Cardiothoracic Transplantation

Improved lung function by means of retrograde flush in canine lung transplantation with non-heart-beating donors

From the Department of Cancer and Thoracic Surgery (Surgery II), Okayama University Graduate School of Medicine and Dentistry, Okayama, Japan.

Supported by the Research Grant for Cardiovascular Diseases (12C-6) from the Ministry of Health, Labor and Welfare, Japan.

Received for publication April 8, 2002. Revisions requested June 13, 2002; revisions received July 18, 2002. Accepted for publication Aug 6, 2002. Address for reprints: Hiroshi Date, MD, Department of Cancer and Thoracic Surgery (Surgery II), Okayama University Graduate School of Medicine and Dentistry, 2-5-1 Shikata Cho, Okayama 700-8558, Japan (E-mail: hdate{at}nigeka2.hospital.okayama-u.ac.jp).

	Abstract

Top Abstract Introduction Materials and methods Results Discussion References

 
Objective: Use of lungs from non-heart-beating donors would increase the pulmonary donor pool. The aim of this study was to evaluate the effects of retrograde flush in canine lung transplantation from non-heart-beating donors.
Methods: Left lung transplantation was performed in 12 weight-matched pairs of dogs. Donors were killed without heparinization, left at room temperature for 2 hours, and then randomized into 2 groups. In group AF (n = 6) lung retrieval was performed after flushing the lung block with low potassium dextran glucose (50 mL/kg) solution through the pulmonary artery. In group AF+RF (n = 6) additional retrograde flushing (low potassium dextran glucose, 25 mL/kg) was performed through the left atrium before retrieval. Flushed solution was sampled at intervals to measure hemoglobin concentrations. The lungs were preserved at 4°C for 2 hours, and the left lung was implanted to the recipient being subjected to a total ischemic time of 5 hours. After left lung transplantation, the right pulmonary artery and main bronchus were ligated. Lung function, including arterial blood gas and pulmonary hemodynamics, was measured for 3 hours. For lung function study, statistical analyses were performed by using 1-way analysis of variance with repeated measures.
Results: Group AF+RF had significantly better gas exchange and lower wet/dry weight ratio of the transplanted lung than group AF. Changes of hemoglobin concentration in the flushed solution indicated that additional retrograde flush could remove residual microthrombi after antegrade flush.
Conclusions: This study supports the theory that additional retrograde flush improves lung function after lung transplantation by removing residual pulmonary microthrombi in the lungs of non-heart-beating donors.

	Introduction

Top Abstract Introduction Materials and methods Results Discussion References

 
The critical shortage of lungs for transplantation has resulted in longer waiting times and annual increases in deaths on the lung transplant waiting list. One of the strategies to increase the size of the pulmonary donor pool might be to use lungs harvested from non-heart-beating donors. A recent striking report on successful human lung transplantation from non-heart beating donors by Steen and colleagues ¹ is gathering much attention.

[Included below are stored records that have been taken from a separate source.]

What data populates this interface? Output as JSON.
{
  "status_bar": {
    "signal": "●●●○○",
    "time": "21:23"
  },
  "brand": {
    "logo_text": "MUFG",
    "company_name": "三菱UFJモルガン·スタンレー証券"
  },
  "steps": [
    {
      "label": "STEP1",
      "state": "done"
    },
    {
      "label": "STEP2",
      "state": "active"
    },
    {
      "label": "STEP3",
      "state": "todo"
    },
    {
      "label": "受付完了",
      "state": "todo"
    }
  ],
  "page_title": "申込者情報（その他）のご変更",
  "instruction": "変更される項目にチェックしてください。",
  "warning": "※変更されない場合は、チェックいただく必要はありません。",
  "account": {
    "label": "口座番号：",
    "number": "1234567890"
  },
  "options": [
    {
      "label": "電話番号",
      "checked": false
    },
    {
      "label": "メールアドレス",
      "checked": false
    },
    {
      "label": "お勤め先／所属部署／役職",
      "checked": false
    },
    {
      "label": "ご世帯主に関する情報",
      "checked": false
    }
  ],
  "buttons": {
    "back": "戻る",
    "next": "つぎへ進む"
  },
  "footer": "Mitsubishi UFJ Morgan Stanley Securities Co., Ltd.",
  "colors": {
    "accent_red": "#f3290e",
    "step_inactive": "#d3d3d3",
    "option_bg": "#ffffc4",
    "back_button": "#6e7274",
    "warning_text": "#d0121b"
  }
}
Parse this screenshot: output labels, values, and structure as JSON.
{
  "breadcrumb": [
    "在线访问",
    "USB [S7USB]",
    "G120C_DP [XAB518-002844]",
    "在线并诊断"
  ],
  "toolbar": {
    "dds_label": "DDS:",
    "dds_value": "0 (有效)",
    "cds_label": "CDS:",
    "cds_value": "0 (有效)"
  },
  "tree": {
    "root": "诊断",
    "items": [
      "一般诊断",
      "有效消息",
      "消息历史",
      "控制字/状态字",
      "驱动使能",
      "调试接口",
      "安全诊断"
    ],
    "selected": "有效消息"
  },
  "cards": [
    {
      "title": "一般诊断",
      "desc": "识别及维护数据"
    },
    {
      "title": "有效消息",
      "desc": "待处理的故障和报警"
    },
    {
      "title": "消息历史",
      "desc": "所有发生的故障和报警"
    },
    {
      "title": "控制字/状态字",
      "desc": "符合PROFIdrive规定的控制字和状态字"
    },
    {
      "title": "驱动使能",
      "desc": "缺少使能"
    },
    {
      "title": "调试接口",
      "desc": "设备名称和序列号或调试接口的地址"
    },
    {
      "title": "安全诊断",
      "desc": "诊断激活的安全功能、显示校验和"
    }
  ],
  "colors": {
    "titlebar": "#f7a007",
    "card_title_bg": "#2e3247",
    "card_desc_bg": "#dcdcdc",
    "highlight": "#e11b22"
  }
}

In addition to the warm ischemic injury, intravascular pulmonary thrombi formation appears to be one of the major causes of reperfusion injury in lung transplantation from non-heart-beating donors. Retrograde flush through the pulmonary vein has been used in experimental ^2-5 and clinical ^6,7 lung transplantation and seems to offer better lung preservation with less edema and improved oxygenation. In this study we have evaluated the effects of retrograde flush in canine left single lung allotransplantation from non-heart-beating donors.

	Materials and methods

Top Abstract Introduction Materials and methods Results Discussion References

 
Twelve weight-matched pairs of adult mongrel dogs (8.0-21.0 kg) were used for left single lung allotransplantation. The donor dogs were premedicated with an intramuscular injection of ketamine hydrochloride (10 mg/kg) and atropine sulfate (0.02 mg/kg). Then the donor dogs were anesthetized by means of intravenous injection of thiopental sodium (10 mg/kg) and intubated. The donors were mechanically ventilated and killed by means of intravenous injection of potassium chloride without heparinization. After the mechanical ventilation was stopped, they were secured on the table in the supine position and left at room temperature for 2 hours. Then, through a median sternotomy, the main pulmonary artery and the left atrial appendage were incised. Postmortem thrombus in the pulmonary artery and left atrium was suctioned as much as possible. Mechanical ventilation was re-established at a tidal volume of 20 mL/kg, a respiratory rate of 15 breaths/min, and a positive end-expiratory pressure of 5 cm of H₂O. Through the main pulmonary artery, the lung block was antegradely perfused with 50 mL/kg low potassium dextran glucose (LPDG) solution stored at 4°C from a bag hung 50 cm above the chest. In group AF (n = 6) only antegrade flush was administered. In group AF+RF (n = 6) an additional retrograde flush (25 mL/kg) was administered through the left atrial appendage after ligation of the ascending aorta. Antegradely flushed solution was sampled from the left atrium at designed intervals (at one third, two thirds, and the end of the flush). Retrogradely flushed solution was sampled from the pulmonary artery at the beginning and at the end of the additional retrograde flush. Hemoglobin concentration was measured in each sample. We removed biopsy specimens from the right lung for histologic examination at the end of antegrade flush and at the end of additional retrograde flush. The heart-lung block, semi-inflated with 100% oxygen, was extracted, submerged in LPDG solution, and stored at 4°C for 2 hours.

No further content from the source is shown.